Monsters and Men: A sure-footed study of racial disharmony
Review: Writer-director Reinaldo Marcus Green’s debut offers no easy answers
Chanté Adams and Kelvin Harrison jnr
Film Title: Monsters and Men
Director: Reinaldo Marcus Green
Starring: John David Washington, Anthony Ramos, Kelvin Harrison Jr, Rob Morgan, Nicole Beharie, Jasmine Cephas Jones, Chante Adams
Running Time: 95 min
Reinaldo Marcus Green’s thought-provoking debut feature concerns an incident in which an unarmed black man is shot dead by police on a Brooklyn street corner. There are obvious parallels between Monsters and Men and the Eric Garner case, but Green isn’t interested in a straight-up procedural.
His film unfolds as a triptych, in which each segment chronicles a compromised, complex set of ethics and concerns.
Dennis (John David Washington) is a black New York police officer. An early encounter with a traffic cop demonstrates that he’s more than aware of the systemic prejudices that exist in his workplace, but he’s equally aware that he and his colleagues are forced to make impossible decisions everyday.

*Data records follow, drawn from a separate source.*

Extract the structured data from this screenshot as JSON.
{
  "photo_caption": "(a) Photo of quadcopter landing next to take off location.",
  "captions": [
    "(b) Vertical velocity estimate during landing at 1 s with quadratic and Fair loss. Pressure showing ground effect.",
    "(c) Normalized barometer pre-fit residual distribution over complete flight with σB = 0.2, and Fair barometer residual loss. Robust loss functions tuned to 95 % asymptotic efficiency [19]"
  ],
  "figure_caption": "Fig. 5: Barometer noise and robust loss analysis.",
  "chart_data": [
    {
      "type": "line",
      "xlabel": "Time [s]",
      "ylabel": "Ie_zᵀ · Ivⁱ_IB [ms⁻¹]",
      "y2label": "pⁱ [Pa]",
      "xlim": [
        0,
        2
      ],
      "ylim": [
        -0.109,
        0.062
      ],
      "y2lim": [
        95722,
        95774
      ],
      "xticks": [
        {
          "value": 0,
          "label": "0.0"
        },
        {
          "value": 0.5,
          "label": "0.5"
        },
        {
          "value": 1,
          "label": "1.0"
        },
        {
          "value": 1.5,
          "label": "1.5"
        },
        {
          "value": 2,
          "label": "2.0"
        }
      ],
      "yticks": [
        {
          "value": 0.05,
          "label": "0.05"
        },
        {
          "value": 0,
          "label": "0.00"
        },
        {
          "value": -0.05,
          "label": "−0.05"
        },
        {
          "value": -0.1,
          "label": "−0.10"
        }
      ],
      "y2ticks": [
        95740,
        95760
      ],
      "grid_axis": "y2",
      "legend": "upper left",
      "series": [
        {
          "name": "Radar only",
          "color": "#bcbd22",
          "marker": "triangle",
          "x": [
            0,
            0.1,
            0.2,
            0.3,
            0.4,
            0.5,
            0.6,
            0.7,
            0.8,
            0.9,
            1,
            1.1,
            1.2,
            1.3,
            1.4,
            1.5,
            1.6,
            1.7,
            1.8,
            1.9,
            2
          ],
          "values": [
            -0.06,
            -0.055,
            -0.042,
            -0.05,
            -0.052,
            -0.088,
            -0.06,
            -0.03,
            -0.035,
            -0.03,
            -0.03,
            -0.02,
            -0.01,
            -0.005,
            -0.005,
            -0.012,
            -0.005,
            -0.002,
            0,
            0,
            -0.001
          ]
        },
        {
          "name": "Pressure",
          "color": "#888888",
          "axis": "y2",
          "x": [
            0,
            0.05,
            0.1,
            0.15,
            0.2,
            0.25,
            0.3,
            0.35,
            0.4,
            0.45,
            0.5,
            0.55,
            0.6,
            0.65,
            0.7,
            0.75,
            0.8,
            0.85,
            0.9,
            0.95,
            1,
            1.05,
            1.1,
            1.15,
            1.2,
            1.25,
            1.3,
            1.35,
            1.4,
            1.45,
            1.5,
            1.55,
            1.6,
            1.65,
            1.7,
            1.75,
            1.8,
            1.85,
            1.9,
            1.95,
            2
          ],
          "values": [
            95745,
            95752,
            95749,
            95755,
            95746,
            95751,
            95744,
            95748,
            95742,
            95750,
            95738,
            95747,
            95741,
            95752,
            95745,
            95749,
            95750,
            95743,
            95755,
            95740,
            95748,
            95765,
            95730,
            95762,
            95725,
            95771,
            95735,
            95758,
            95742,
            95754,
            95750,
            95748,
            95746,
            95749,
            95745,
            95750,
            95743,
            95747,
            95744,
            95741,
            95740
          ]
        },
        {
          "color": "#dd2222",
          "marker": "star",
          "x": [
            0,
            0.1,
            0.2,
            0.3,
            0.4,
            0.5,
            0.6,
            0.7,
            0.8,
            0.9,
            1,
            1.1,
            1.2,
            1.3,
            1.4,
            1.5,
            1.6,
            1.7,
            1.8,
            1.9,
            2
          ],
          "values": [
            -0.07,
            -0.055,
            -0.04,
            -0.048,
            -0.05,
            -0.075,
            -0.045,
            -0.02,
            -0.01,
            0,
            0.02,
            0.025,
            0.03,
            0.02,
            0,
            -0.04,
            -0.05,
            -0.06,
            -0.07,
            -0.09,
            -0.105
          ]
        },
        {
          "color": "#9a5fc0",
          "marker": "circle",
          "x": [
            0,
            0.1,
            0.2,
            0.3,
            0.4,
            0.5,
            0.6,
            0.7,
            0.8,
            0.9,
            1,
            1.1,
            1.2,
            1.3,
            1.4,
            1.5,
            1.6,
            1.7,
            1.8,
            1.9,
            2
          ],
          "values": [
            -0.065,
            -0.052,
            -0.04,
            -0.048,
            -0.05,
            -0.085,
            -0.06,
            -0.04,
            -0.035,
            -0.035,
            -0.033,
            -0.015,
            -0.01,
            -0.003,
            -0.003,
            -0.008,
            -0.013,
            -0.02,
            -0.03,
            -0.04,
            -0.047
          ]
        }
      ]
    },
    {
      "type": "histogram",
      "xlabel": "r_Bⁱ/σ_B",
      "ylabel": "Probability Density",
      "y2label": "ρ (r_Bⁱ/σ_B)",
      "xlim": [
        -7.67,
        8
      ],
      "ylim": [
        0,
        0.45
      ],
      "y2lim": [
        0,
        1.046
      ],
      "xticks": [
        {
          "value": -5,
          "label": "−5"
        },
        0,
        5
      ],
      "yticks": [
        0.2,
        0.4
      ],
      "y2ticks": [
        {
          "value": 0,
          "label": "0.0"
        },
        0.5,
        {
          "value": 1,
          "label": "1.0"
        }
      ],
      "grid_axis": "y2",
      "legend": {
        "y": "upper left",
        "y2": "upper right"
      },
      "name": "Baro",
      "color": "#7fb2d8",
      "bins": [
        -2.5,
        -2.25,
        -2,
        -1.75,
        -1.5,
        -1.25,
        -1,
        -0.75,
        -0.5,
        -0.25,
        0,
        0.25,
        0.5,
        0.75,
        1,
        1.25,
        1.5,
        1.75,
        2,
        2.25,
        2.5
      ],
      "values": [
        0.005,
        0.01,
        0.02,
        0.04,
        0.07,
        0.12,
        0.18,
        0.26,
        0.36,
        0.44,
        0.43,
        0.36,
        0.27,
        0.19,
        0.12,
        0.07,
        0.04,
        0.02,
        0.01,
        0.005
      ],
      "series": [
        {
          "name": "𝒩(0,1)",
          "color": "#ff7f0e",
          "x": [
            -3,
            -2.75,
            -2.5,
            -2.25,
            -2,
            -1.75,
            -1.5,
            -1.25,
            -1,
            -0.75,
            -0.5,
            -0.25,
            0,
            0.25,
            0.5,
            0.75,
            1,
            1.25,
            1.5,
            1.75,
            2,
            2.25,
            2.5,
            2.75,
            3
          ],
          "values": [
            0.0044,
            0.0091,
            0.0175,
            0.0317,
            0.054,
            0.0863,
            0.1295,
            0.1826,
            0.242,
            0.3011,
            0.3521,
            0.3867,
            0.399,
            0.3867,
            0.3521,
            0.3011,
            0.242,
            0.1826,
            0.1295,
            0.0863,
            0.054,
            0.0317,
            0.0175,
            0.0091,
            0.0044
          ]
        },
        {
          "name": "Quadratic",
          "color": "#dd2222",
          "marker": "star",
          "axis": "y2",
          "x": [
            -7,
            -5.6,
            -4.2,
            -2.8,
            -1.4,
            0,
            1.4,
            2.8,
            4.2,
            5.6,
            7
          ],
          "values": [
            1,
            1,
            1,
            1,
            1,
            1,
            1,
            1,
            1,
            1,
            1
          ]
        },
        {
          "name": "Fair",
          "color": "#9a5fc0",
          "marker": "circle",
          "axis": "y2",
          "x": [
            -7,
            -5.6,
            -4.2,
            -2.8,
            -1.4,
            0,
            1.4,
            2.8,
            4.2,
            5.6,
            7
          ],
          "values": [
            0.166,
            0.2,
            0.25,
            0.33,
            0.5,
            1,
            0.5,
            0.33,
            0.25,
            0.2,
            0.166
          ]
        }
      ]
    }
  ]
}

His African-American friends expect him to take a stand when Big D (Samel Edwards), a harmless hustler who sells loose cigarettes outside a Bedford-Stuyvesant deli, is shot and killed. The same incident is recorded by Manny (Anthony Ramos) on his phone.
Manny is a former felon hoping to make a new life for himself and his young family. Uploading the video is the right thing to do but it can only jeopardise his precarious situation. The third story concerns Zee (Kelvin Harrison jnr), a promising high-school baseball star.
When the youngster is harassed by cops on the street, he ignores his father’s advice to keep his head down, and becomes involved with activists, led by local firebrand Zoe (Chanté Adams).
Green’s quietly ambitious, engrossing film is powered along by terrific central turns from Washington and Ramos, its winning approximation of verité and Kris Bowers’ slyly building score.
There are no answers here, easy or otherwise, only dilemmas and counterpoints. A remarkably sure-footed first film from writer-director Green.